An earlier painting by Henri de Brackeleer, Flemish Kitchen Garden (1864), seems to point the way for the later genre of Scottish ruralist painters such as James Guthrie (1859–1930), although the effect is unrelated beyond this example. Armand Guillaumin’s The Nasturtium Path (l880), beguilingly offers a direction forward. Other well-known names however soon accompanied Monet into the 20th century, such as Gustav Klimt. His Farm Garden with Sunflowers (l907), and Italian Garden Landscape (l913) show a surprising but effective affiliation to the Impressionist tendency.

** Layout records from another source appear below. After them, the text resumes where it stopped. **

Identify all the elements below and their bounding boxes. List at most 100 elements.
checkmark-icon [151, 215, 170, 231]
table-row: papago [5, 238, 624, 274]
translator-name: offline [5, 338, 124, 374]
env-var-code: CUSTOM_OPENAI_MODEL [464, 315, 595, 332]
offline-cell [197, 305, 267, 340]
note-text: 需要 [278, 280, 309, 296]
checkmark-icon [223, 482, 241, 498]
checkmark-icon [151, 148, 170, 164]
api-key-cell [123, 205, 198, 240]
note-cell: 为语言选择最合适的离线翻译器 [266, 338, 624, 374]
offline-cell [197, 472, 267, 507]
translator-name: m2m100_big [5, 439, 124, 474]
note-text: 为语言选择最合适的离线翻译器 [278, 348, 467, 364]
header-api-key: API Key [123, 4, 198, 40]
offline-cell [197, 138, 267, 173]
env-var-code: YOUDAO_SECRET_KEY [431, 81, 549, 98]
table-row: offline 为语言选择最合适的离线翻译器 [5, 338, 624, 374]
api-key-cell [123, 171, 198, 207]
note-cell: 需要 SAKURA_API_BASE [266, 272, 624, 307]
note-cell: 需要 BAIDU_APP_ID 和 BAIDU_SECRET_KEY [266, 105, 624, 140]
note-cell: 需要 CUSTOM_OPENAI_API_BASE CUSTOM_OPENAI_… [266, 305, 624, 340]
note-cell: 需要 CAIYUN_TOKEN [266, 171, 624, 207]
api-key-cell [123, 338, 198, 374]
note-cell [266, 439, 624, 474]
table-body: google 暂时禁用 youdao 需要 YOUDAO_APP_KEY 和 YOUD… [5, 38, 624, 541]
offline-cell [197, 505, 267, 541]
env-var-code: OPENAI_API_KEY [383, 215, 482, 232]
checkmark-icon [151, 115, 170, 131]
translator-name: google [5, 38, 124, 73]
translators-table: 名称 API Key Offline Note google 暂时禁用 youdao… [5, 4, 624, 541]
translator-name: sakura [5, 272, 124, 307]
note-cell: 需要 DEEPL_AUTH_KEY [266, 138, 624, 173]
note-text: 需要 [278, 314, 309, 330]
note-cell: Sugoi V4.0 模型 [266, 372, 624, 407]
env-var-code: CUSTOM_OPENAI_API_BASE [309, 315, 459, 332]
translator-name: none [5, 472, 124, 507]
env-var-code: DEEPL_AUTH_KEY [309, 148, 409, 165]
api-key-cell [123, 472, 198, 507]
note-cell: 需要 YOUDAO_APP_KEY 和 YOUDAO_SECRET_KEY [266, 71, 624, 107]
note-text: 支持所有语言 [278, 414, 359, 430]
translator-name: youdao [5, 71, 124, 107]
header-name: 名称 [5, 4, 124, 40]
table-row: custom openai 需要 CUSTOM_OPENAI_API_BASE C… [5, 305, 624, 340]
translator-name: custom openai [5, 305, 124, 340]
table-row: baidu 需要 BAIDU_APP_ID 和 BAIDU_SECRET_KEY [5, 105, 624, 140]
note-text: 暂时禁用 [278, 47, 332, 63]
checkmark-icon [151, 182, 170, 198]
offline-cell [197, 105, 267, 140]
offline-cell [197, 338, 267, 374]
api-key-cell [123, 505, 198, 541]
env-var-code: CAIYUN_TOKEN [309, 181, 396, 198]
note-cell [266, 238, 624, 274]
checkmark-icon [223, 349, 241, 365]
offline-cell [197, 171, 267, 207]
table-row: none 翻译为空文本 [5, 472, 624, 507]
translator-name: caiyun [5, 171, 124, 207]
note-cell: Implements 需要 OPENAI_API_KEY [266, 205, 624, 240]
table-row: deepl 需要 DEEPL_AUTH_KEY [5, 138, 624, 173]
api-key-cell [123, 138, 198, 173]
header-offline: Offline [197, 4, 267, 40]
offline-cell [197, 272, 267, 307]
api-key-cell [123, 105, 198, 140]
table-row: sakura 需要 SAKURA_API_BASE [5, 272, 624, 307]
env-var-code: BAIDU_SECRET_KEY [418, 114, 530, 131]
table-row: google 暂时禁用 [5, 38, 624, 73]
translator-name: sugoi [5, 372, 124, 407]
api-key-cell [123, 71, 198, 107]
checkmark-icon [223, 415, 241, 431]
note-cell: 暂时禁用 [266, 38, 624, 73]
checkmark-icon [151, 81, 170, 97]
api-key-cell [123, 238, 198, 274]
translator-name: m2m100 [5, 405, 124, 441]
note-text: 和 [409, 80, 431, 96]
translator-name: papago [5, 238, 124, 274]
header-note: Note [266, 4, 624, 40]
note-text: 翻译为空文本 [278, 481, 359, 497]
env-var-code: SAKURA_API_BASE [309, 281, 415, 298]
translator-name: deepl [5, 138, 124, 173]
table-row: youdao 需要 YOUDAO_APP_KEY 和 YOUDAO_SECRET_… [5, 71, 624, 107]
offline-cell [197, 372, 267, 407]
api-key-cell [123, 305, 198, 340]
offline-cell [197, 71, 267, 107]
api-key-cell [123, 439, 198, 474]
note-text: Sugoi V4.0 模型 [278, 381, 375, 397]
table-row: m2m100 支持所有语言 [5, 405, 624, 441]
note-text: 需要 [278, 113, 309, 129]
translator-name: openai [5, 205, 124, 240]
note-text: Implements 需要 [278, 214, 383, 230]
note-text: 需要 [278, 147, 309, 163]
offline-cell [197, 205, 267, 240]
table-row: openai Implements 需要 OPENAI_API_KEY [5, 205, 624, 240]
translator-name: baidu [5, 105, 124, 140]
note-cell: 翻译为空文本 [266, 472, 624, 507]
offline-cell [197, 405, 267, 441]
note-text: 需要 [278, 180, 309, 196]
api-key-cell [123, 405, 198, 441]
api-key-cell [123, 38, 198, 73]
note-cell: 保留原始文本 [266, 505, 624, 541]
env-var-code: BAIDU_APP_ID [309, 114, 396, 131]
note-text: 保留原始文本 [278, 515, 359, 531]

Perhaps, more of a surprise here is the somewhat muted work by Van Gogh Garden with Path (1888), notwithstanding a spirited profusion of brush marks. Nearby his painting of Undergrowth (1889) flourishing unabated below trees is salutary for true gardeners, Garden with Path, still shows his characteristic brushwork “in jabs, zigzags, and short stabbing strokes” as the Catalogue describes it. For better or worse this makes it virtually impossible to identify the species of flower. And so the visitor duly encounters elsewhere: nasturtiums, dahlias, and roses and with Berthe Morisot, hollyhocks. There are a few diversions en route, and possibly riddles of actual plant identity (where there is otherwise clarity of definition) chiefly offered by the painters Joseph Bail and Frederic Bazille.
The Large Garden (1895), by Pierre Bonnard, indicates an understandably greater interest in his family disporting in an orchard rather than details of blossoms or blooms. Figures cavorting in the garden provided painters with welcome distraction when they were not truly interested in plants and flowers. In mitigation it was Sir Geoffrey Jellicoe, Britain’s greatest Landscape Architect of the 20th century, who said tellingly: “give me trees – I can’t master plants, flowers and shrubs.” (Luckily his wife Susan was well able to provide this knowledge and skill.)3
Clearly, a similar exhibition to the above could equally well be mounted on “Trees” – and perhaps even more comprehensively if Poussin and Claude are to be recalled. Hopefully one day it will, following this fine exhibition. The Exhibition Catalogue itself is a mine of information on its own subject field.4 Christmas approaches for presents.
References
1. Andrews Forge and Claire Joyes, Monet at Giverny, Mathews Miller Dunbar Ltd, London 1975.
2. Ibid: 7
3. See, Michael Spens, The Complete Landscape Designs and Gardens of Geoffrey Jellicoe, Thames & Hudson London/New York, 1994
4. Clare AP Willsdon, Impressionist Gardens, National Galleries of Scotland, Edinburgh, 2010.